Assim também é o entendimento de Ana Rita Vieira Albuquerque[20], quando diz:
 
                                               O principal efeito da função social da posse como princípio constitucional, portanto, é o de elevar o conceito da dignidade da pessoa humana a um plano substancial e não meramente formal, porque atende diretamente as exigências de moradia, aproveitamento do solo, bem como os programas de erradicação de pobreza (grifo da autora).
 
            Portanto, a função social da posse deve ser vista, obrigatoriamente, sob dois sentidos: primeiro, em que a ordenação jurídica seja a exteriorização da realidade social; segundo, em que a função social da posse tende a modificar determinadas estruturas sociais e as correspondentes normas jurídicas.
            Dessa forma para o reconhecimento do instituto da função social da posse é necessária uma modificação da maneira como a população vê o direito proprietário, não podendo ser reconhecida a propriedade simplesmente pela sua averbação no Registro de Imóveis, como um direito absoluto e perpétuo, mas sim pela sua efetiva produtividade, pela sua capacidade de cumprir uma função em prol da sociedade.
Obrigatoriamente a propriedade deve passar a ser vista como uma forma de produzir riquezas não apenas para o possuidor, mas para toda a coletividade, sendo assim, o possuidor não-proprietário, que dá uma destinação social a terra, deve possuir mecanismos judiciais de ser mantido na posse da coisa quando encontrar-se em litígio com o proprietário do bem.

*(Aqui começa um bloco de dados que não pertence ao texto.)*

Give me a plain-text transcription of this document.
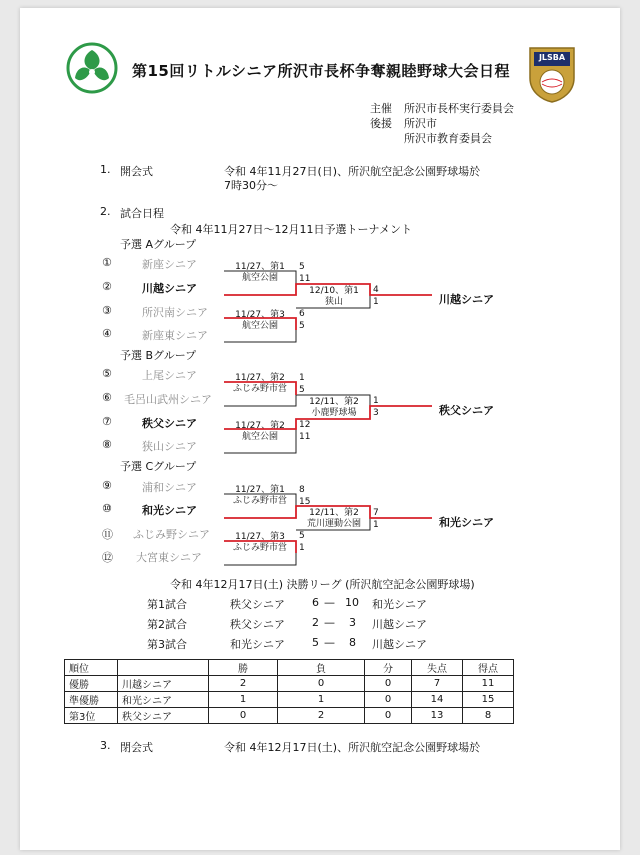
第15回リトルシニア所沢市長杯争奪親睦野球大会日程
JLSBA
主催 所沢市長杯実行委員会
後援 所沢市
所沢市教育委員会
1. 開会式	令和 4年11月27日(日)、所沢航空記念公園野球場於
7時30分～
2. 試合日程
令和 4年11月27日～12月11日予選トーナメント
予選 Aグループ
①	新座シニア
②	川越シニア
③	所沢南シニア
④	新座東シニア
11/27、第1
航空公園
5
11
11/27、第3
航空公園
6
5
12/10、第1
狭山
4
1	川越シニア
予選 Bグループ
⑤	上尾シニア
⑥ 毛呂山武州シニア
⑦	秩父シニア
⑧	狭山シニア
11/27、第2
ふじみ野市営
1
5
11/27、第2
航空公園
12
11
12/11、第2
小鹿野球場
1
3	秩父シニア
予選 Cグループ
⑨	浦和シニア
⑩	和光シニア
⑪ ふじみ野シニア
⑫ 大宮東シニア
11/27、第1
ふじみ野市営
8
15
11/27、第3
ふじみ野市営
5
1
12/11、第2
荒川運動公園
7
1	和光シニア
令和 4年12月17日(土) 決勝リーグ (所沢航空記念公園野球場)
第1試合	秩父シニア 6 — 10 和光シニア
第2試合	秩父シニア 2 — 3 川越シニア
第3試合	和光シニア 5 — 8 川越シニア
順位		勝	負	分	失点	得点
優勝	川越シニア	2	0	0	7	11
準優勝	和光シニア	1	1	0	14	15
第3位	秩父シニア	0	2	0	13	8
3. 閉会式	令和 4年12月17日(土)、所沢航空記念公園野球場於
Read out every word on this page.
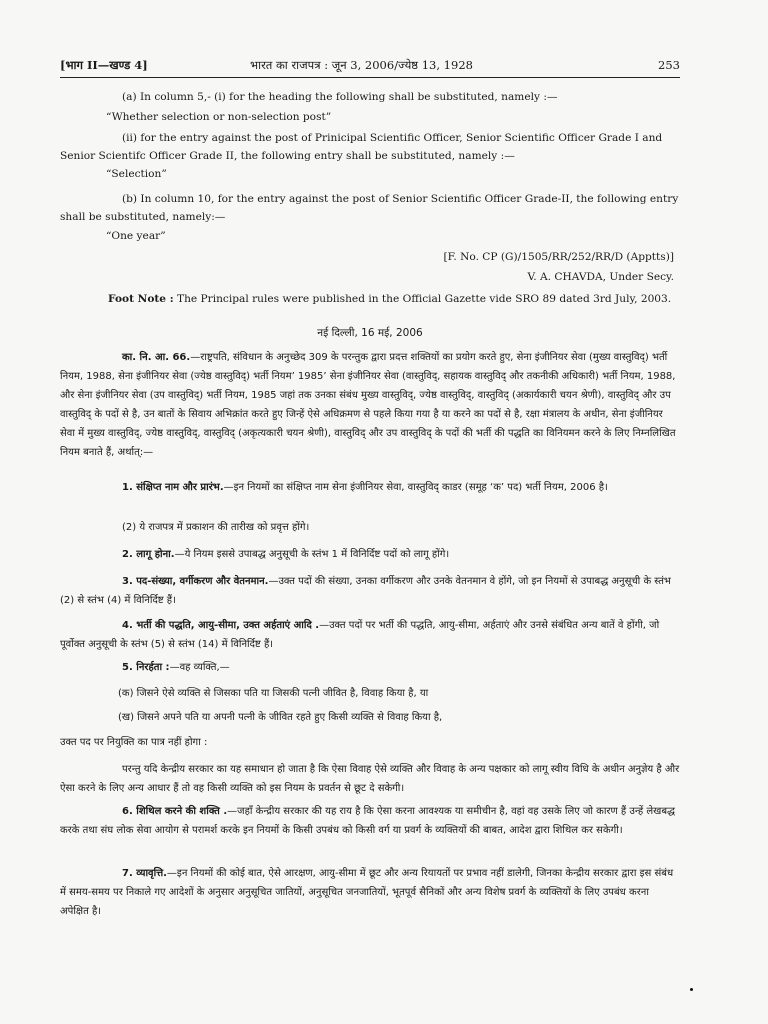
[भाग II—खण्ड 4]	भारत का राजपत्र : जून 3, 2006/ज्येष्ठ 13, 1928	253
(a) In column 5,- (i) for the heading the following shall be substituted, namely :—
“Whether selection or non-selection post”
(ii) for the entry against the post of Prinicipal Scientific Officer, Senior Scientific Officer Grade I and Senior Scientifc Officer Grade II, the following entry shall be substituted, namely :—
“Selection”
(b) In column 10, for the entry against the post of Senior Scientific Officer Grade-II, the following entry shall be substituted, namely:—
“One year”
[F. No. CP (G)/1505/RR/252/RR/D (Apptts)]
V. A. CHAVDA, Under Secy.
Foot Note : The Principal rules were published in the Official Gazette vide SRO 89 dated 3rd July, 2003.
नई दिल्ली, 16 मई, 2006
का. नि. आ. 66.—राष्ट्रपति, संविधान के अनुच्छेद 309 के परन्तुक द्वारा प्रदत्त शक्तियों का प्रयोग करते हुए, सेना इंजीनियर सेवा (मुख्य वास्तुविद्) भर्ती नियम, 1988, सेना इंजीनियर सेवा (ज्येष्ठ वास्तुविद्) भर्ती नियम’ 1985’ सेना इंजीनियर सेवा (वास्तुविद्, सहायक वास्तुविद् और तकनीकी अधिकारी) भर्ती नियम, 1988, और सेना इंजीनियर सेवा (उप वास्तुविद्) भर्ती नियम, 1985 जहां तक उनका संबंध मुख्य वास्तुविद्, ज्येष्ठ वास्तुविद्, वास्तुविद् (अकार्यकारी चयन श्रेणी), वास्तुविद् और उप वास्तुविद् के पदों से है, उन बातों के सिवाय अभिक्रांत करते हुए जिन्हें ऐसे अधिक्रमण से पहले किया गया है या करने का पदों से है, रक्षा मंत्रालय के अधीन, सेना इंजीनियर सेवा में मुख्य वास्तुविद्, ज्येष्ठ वास्तुविद्, वास्तुविद् (अकृत्यकारी चयन श्रेणी), वास्तुविद् और उप वास्तुविद् के पदों की भर्ती की पद्धति का विनियमन करने के लिए निम्नलिखित नियम बनाते हैं, अर्थात्:—
1. संक्षिप्त नाम और प्रारंभ.—इन नियमों का संक्षिप्त नाम सेना इंजीनियर सेवा, वास्तुविद् काडर (समूह ‘क’ पद) भर्ती नियम, 2006 है।
(2) ये राजपत्र में प्रकाशन की तारीख को प्रवृत्त होंगे।
2. लागू होना.—ये नियम इससे उपाबद्ध अनुसूची के स्तंभ 1 में विनिर्दिष्ट पदों को लागू होंगे।
3. पद-संख्या, वर्गीकरण और वेतनमान.—उक्त पदों की संख्या, उनका वर्गीकरण और उनके वेतनमान वे होंगे, जो इन नियमों से उपाबद्ध अनुसूची के स्तंभ (2) से स्तंभ (4) में विनिर्दिष्ट हैं।
4. भर्ती की पद्धति, आयु-सीमा, उक्त अर्हताएं आदि .—उक्त पदों पर भर्ती की पद्धति, आयु-सीमा, अर्हताएं और उनसे संबंधित अन्य बातें वे होंगी, जो पूर्वोक्त अनुसूची के स्तंभ (5) से स्तंभ (14) में विनिर्दिष्ट हैं।
5. निरर्हता :—वह व्यक्ति,—
(क) जिसने ऐसे व्यक्ति से जिसका पति या जिसकी पत्नी जीवित है, विवाह किया है, या
(ख) जिसने अपने पति या अपनी पत्नी के जीवित रहते हुए किसी व्यक्ति से विवाह किया है,
उक्त पद पर नियुक्ति का पात्र नहीं होगा :
परन्तु यदि केन्द्रीय सरकार का यह समाधान हो जाता है कि ऐसा विवाह ऐसे व्यक्ति और विवाह के अन्य पक्षकार को लागू स्वीय विधि के अधीन अनुज्ञेय है और ऐसा करने के लिए अन्य आधार हैं तो वह किसी व्यक्ति को इस नियम के प्रवर्तन से छूट दे सकेगी।
6. शिथिल करने की शक्ति .—जहाँ केन्द्रीय सरकार की यह राय है कि ऐसा करना आवश्यक या समीचीन है, वहां वह उसके लिए जो कारण हैं उन्हें लेखबद्ध करके तथा संघ लोक सेवा आयोग से परामर्श करके इन नियमों के किसी उपबंध को किसी वर्ग या प्रवर्ग के व्यक्तियों की बाबत, आदेश द्वारा शिथिल कर सकेगी।
7. व्यावृत्ति.—इन नियमों की कोई बात, ऐसे आरक्षण, आयु-सीमा में छूट और अन्य रियायतों पर प्रभाव नहीं डालेगी, जिनका केन्द्रीय सरकार द्वारा इस संबंध में समय-समय पर निकाले गए आदेशों के अनुसार अनुसूचित जातियों, अनुसूचित जनजातियों, भूतपूर्व सैनिकों और अन्य विशेष प्रवर्ग के व्यक्तियों के लिए उपबंध करना अपेक्षित है।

Sobre a importância do atendimento do princípio da função social Luiz Ernani Bonesso de Araújo[21] assim se manifesta:
 
Todo o proprietário tem que cumprir os dispositivos constitucionais quanto à propriedade, pois o atendimento da função social é um mandamento superior ao do próprio domínio. Ao cumprir, portanto, a sua condição de função social, a propriedade rural estará a salvo da desapropriação para fins de reforma agrária.
 
            Como se vê, o princípio da função social é um mandamento superior ao direito de propriedade, portanto, o possuidor que atender ao princípio da função social deve ser protegido, mesmo estando em litígio com o proprietário do bem, uma vez que o ordenamento jurídico deve zelar pelo efetivo cumprimento do princípio constitucional da função social.
            Esta opinião também é defendida por León Duguit[22], que em suas considerações destaca a importância de serem protegidos os atos realizados com o objetivo de alcançar a efetiva realização da função social:
 
                                               En una palabra; venimos a lo mismo, al hecho de la función social, a la noción realista de función social, que substituey en absoluto a la concepción metafísica del derecho subjetivo. Las sociedades modernas no se componem solamente de individuos, sino también de grupos. Los individuos son, sin duda, lãs células que componen el organismo social. Pero al mismo tiempo se unen los unos con los otros y forman los grupos. Cada uno de esos grupos está encargado de una cierta misión; debe, por tanto, cumplir una cierta tarea em la división del trabajo social. Todo acto de voluntad que tiende al cumplimiento de esta misión, a la realización de esta tarea, debe ser socialmente protegido.
 
            Outra conseqüência do reconhecimento da função social da posse é uma possível perda de importância do instituto da usucapião, uma vez que com o reconhecimento da posse como um direito autônomo, ou seja, uma posse originária, independente da propriedade ou de outra relação jurídica, está à função social da posse em condições de defrontar-se com a propriedade que não atende à sua função social, perdendo a posse a necessidade imediata de alcançar, pela usucapião, um direito superior de propriedade.
            Por meio da função social da posse o julgador não ficará restrito ao formalismo da propriedade, podendo analisar cada caso individualmente, garantindo que o possuidor que utiliza a terra de forma adequada dando-lhe uma destinação social, não seja dela retirado, dificultando a atividade de grilagem nas terras brasileiras.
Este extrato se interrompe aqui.